Although the tech giant’s CEO did not specifically name Google or Facebook in his speech, it was obvious that his was making a not-so-subtle comparison with its rivals’ stance on privacy.
He believes customers have been blinded and made complacent by the most successful companies on the matter of personal information. Instead of becoming like the businesses thriving on monetizing customer data, Apple has suddenly become very interested in how it can protect your privacy.
It is, however, not the first time that Apple made sure its customers know that the company is a secured custodian of data, refusing to sell it to third parties or to profit from it through marketing schemes.
Ever since the first blogpost on the matter wrote in 2014, the point being made was obvious, and this Apple’s annual developer conference made it even clearer. Apple is having problems in keeping up with one of the greatest interests currently in the user’s spotlight: prediction.
Facebook and Google – and even Microsoft – are using their privacy policies to help users stay on top of their digital world. Imagine how absolutely boring you would find your Facebook feed it the company wouldn’t filter the stories you see based on the interests you reveal by “liking” and commenting.

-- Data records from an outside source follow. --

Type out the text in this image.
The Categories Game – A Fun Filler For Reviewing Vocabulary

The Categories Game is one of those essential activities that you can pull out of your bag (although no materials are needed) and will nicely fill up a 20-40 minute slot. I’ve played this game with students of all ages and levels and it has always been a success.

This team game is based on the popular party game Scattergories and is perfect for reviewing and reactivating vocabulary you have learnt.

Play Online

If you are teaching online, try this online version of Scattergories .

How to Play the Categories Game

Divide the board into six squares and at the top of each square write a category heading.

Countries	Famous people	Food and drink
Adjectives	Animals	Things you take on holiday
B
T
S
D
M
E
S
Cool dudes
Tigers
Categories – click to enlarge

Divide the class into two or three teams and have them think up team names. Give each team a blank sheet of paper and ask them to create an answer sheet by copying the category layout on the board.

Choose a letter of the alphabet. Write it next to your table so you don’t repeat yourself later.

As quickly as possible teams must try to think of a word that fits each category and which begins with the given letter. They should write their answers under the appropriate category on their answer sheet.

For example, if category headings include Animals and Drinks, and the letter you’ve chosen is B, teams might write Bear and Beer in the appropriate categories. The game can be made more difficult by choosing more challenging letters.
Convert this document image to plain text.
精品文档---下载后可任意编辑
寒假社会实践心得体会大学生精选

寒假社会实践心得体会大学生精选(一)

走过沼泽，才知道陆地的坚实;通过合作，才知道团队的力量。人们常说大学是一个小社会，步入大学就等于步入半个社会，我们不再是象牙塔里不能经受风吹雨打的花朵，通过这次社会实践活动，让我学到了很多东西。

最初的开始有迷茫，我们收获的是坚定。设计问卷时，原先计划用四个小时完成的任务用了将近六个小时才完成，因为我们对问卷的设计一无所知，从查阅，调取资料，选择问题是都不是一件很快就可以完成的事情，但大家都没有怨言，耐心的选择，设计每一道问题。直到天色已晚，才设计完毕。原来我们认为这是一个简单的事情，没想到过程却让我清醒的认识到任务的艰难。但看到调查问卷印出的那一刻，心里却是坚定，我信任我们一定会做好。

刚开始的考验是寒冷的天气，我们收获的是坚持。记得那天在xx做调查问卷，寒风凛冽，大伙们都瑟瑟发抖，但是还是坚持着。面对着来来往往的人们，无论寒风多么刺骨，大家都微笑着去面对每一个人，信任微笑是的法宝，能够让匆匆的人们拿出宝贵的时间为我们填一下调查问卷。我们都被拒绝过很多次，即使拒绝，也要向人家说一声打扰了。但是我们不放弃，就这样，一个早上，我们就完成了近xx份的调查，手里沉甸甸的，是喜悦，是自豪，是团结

Google Now, launched for several years now, was Google’s response to this very problem. The context-aware app was designed to know your desires even before you know them yourself by pushing notifications on all aspects of your life that can be digitalized – it can even remind you to take an umbrella with you if it’s raining outside!
Microsoft’s Cortana has also become a very useful personal assistant, compared to Siri, the original that was very little improved, and is not lagging behind in this field. So Apple tried getting back on track with the Apple Watch – Google Now on your wrist.
You don’t buy an Apple Watch because you need a new smart-device; it was designed to feed you notifications and allow you quick reactions. But in order for Apple to do that, it needs a lot more data on you – such as your location or what’s up with your apps.
And for all of this to be possible, Apple realized it needs to collect data on you, from your email or contact list. Yes, it’s the very thing customers have complained about when Google did it, but Apple claims they’re different because they don’t pass along your data to third parties.